The overall objective of the Capsid team is to develop algorithms and software to help study biological systems and phenomena from a structural point of view. In particular, the team aims to develop algorithms which can help to model the structures of large multi-component biomolecular machines and to develop tools and techniques to represent and mine knowledge of the 3D shapes of proteins and protein-protein interactions. Thus, a unifying theme of the team is to tackle the recurring problem of representing and reasoning about large 3D macromolecular shapes. More specifically, our aim is to develop computational techniques to represent, analyse, and compare the shapes and interactions of protein molecules in order to help better understand how their 3D structures relate to their biological function. In summary, the Capsid team is organized according to two research axes whose complementarity constitutes an original contribution to the field of structural bioinformatics:

  • Axis 1: New Approaches for Knowledge Discovery in Structural Databases,

  • Axis 2: Integrative Multi-Component Assembly and Modeling.
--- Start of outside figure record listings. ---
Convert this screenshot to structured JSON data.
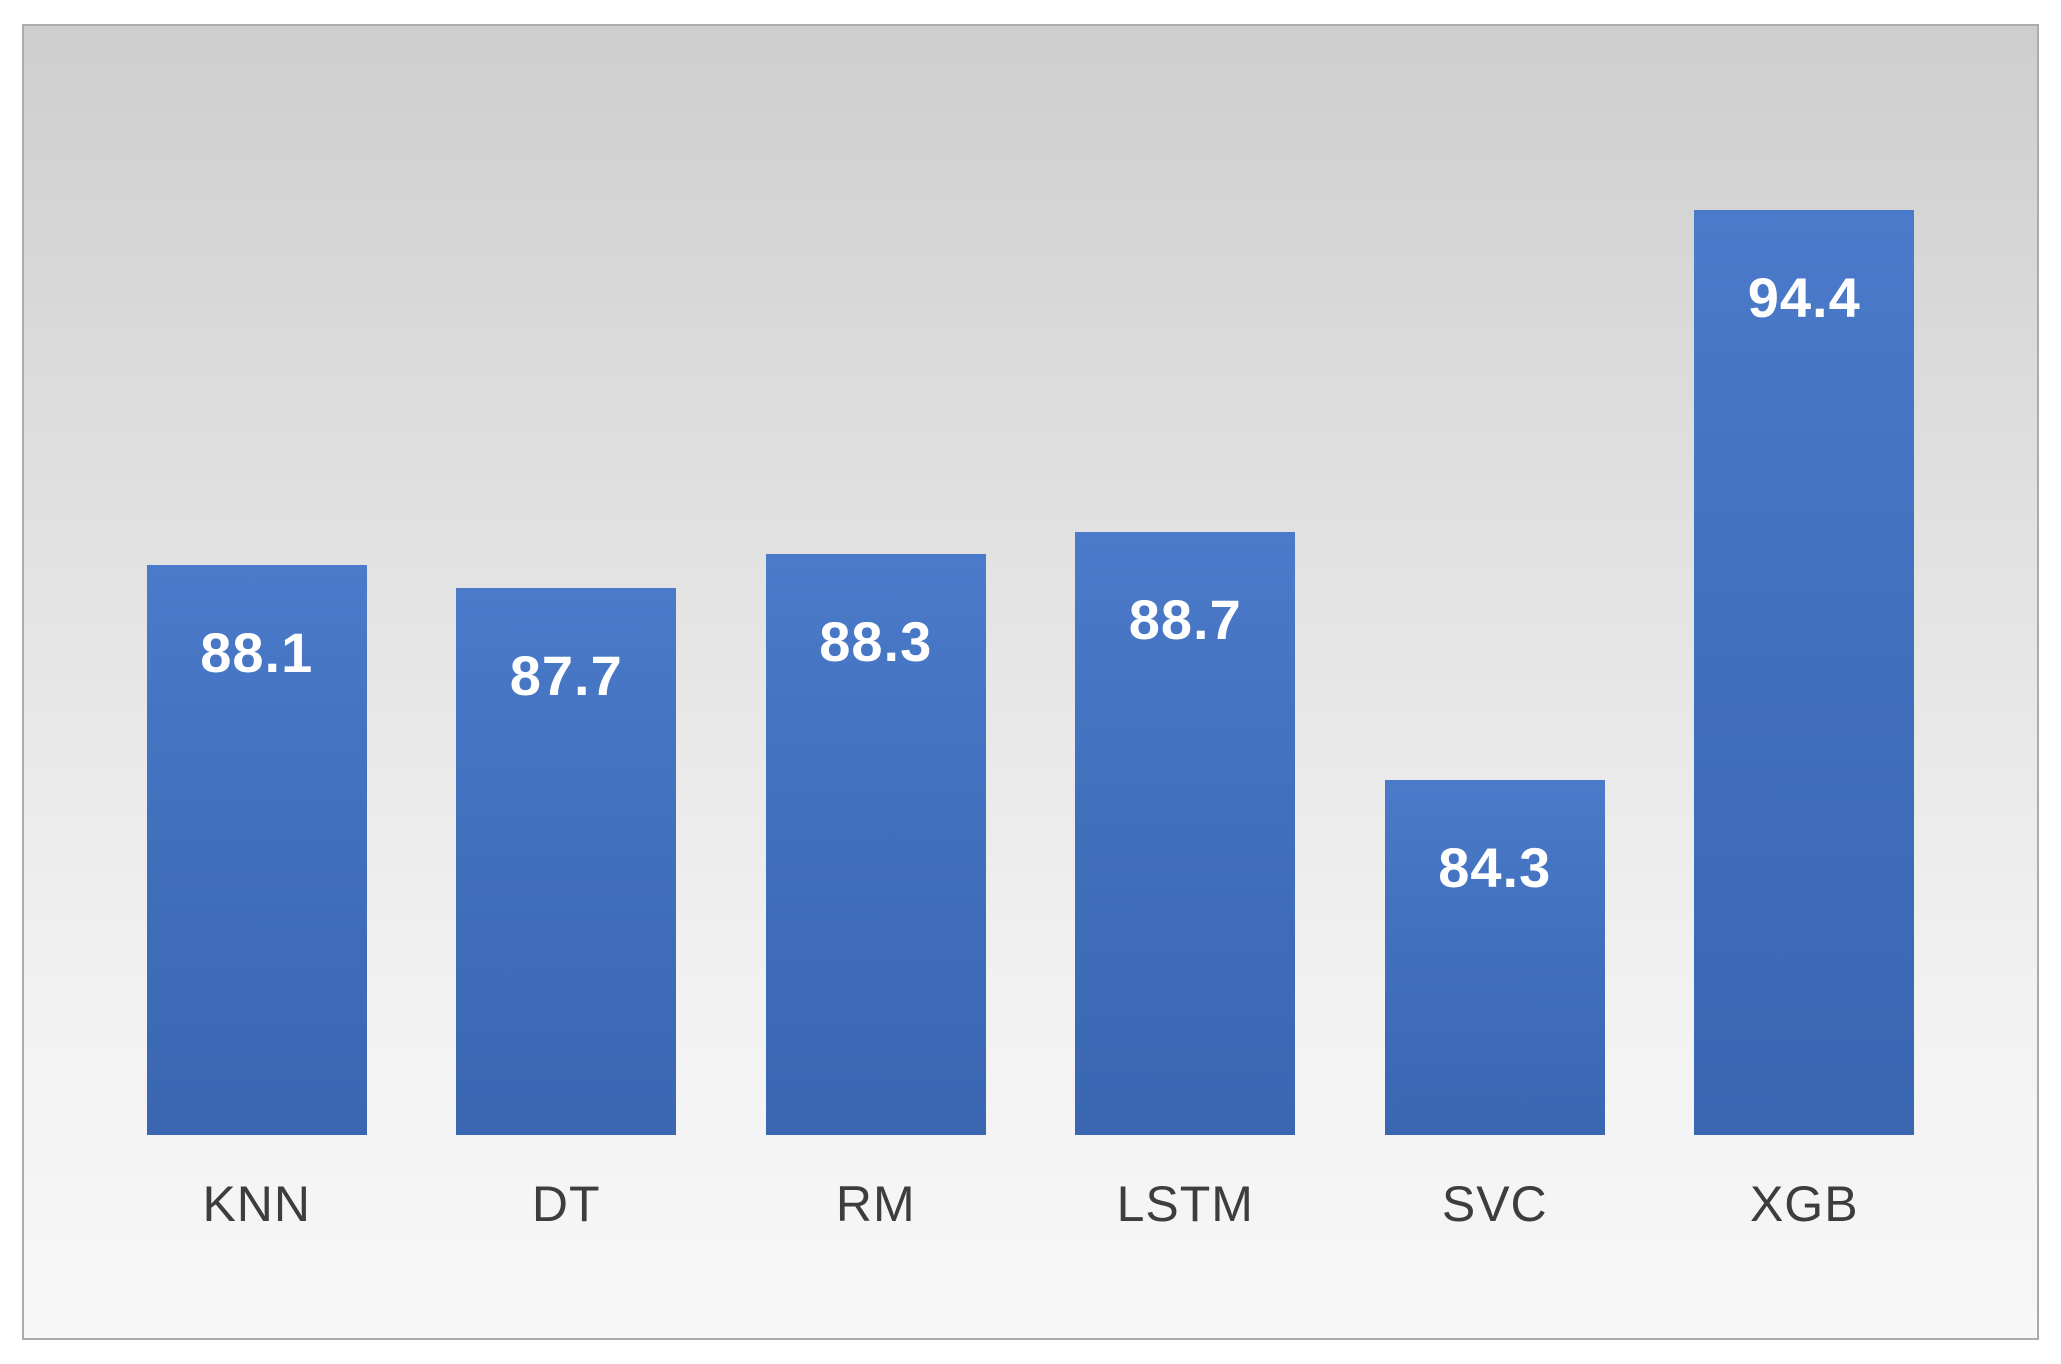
{
  "chart_data": {
    "type": "bar",
    "title": "",
    "xlabel": "",
    "ylabel": "",
    "categories": [
      "KNN",
      "DT",
      "RM",
      "LSTM",
      "SVC",
      "XGB"
    ],
    "values": [
      88.1,
      87.7,
      88.3,
      88.7,
      84.3,
      94.4
    ],
    "value_decimals": 1,
    "ylim": [
      78,
      96
    ],
    "axes_visible": false,
    "grid": false,
    "legend": false,
    "data_labels_position": "inside-end",
    "colors": {
      "bar_top": "#4a7ac9",
      "bar_mid": "#4170bd",
      "bar_bottom": "#3a66b2",
      "value_label": "#ffffff",
      "category_label": "#3d3d3d",
      "frame_border": "#ababab",
      "background_top": "#cecece",
      "background_bottom": "#f7f7f7"
    }
  }
}
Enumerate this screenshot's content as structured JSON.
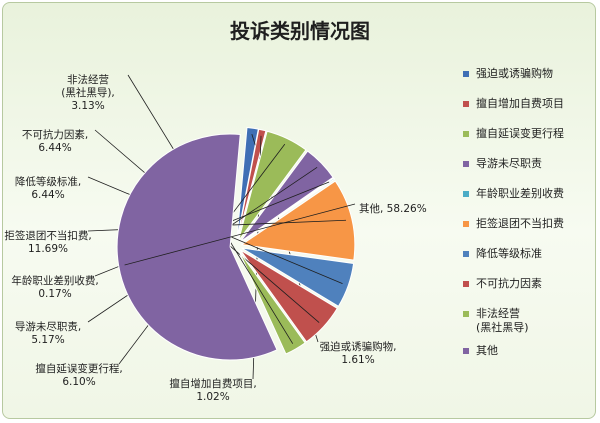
{
  "chart_data": {
    "type": "pie",
    "title": "投诉类别情况图",
    "slices": [
      {
        "name": "强迫或诱骗购物",
        "label": "强迫或诱骗购物,\n1.61%",
        "value": 1.61,
        "color": "#3f6fb5"
      },
      {
        "name": "擅自增加自费项目",
        "label": "擅自增加自费项目,\n1.02%",
        "value": 1.02,
        "color": "#c0504d"
      },
      {
        "name": "擅自延误变更行程",
        "label": "擅自延误变更行程,\n6.10%",
        "value": 6.1,
        "color": "#9bbb59"
      },
      {
        "name": "导游未尽职责",
        "label": "导游未尽职责,\n5.17%",
        "value": 5.17,
        "color": "#8064a2"
      },
      {
        "name": "年龄职业差别收费",
        "label": "年龄职业差别收费,\n0.17%",
        "value": 0.17,
        "color": "#4bacc6"
      },
      {
        "name": "拒签退团不当扣费",
        "label": "拒签退团不当扣费,\n11.69%",
        "value": 11.69,
        "color": "#f79646"
      },
      {
        "name": "降低等级标准",
        "label": "降低等级标准,\n6.44%",
        "value": 6.44,
        "color": "#4f81bd"
      },
      {
        "name": "不可抗力因素",
        "label": "不可抗力因素,\n6.44%",
        "value": 6.44,
        "color": "#c0504d"
      },
      {
        "name": "非法经营\n(黑社黑导)",
        "label": "非法经营\n(黑社黑导),\n3.13%",
        "value": 3.13,
        "color": "#9bbb59"
      },
      {
        "name": "其他",
        "label": "其他, 58.26%",
        "value": 58.26,
        "color": "#8064a2"
      }
    ]
  }
}
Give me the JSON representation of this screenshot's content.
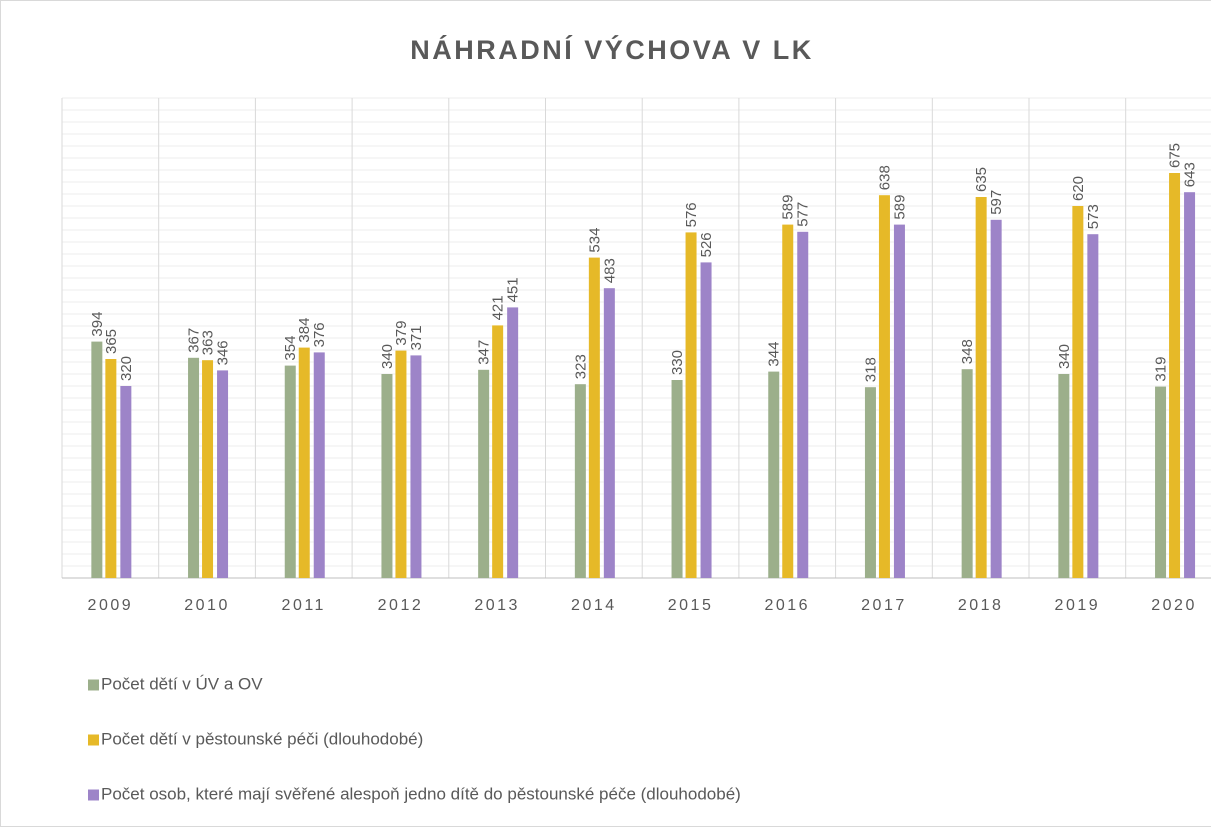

As indicated above, structural biology is largely concerned with determining the 3D atomic structures of proteins, RNA, and DNA molecules, and then using these structures to study their biological properties and interactions. Each of these activities can be extremely time-consuming. Solving the 3D structure of even a single protein using X-ray crystallography or nuclear magnetic resonance (NMR) spectroscopy can often take many months or even years of effort. Even simulating the interaction between two proteins using a detailed atomistic molecular dynamics simulation can consume many thousands of CPU-hours. While most X-ray crystallographers, NMR spectroscopists, and molecular modelers often use conventional sequence and structure alignment tools to help propose initial structural models through the homology principle, they often study only individual structures or interactions at a time. Due to the difficulties outlined above, only relatively few research groups are able to solve the structures of large multi-component systems.

Similarly, most current algorithms for comparing protein structures, and especially those for modeling protein interactions, work only at the pair-wise level. Of course, such calculations may be accelerated considerably by using dynamic programming (DP) or fast Fourier transform (FFT) techniques. However, it remains extremely challenging to scale up these techniques to model multi-component systems. For example, the use of high performance computing (HPC) facilities may be used to accelerate arithmetically intensive shape-matching calculations, but this generally does not help solve the fundamentally combinatorial nature of many multi-component problems. It is therefore necessary to devise heuristic hybrid approaches which can be tailored to exploit various sources of domain knowledge. We therefore set ourselves the following main computational objectives:

  • classify and mine protein structures and protein-protein interactions,

  • develop multi-component assembly techniques for integrative structural biology.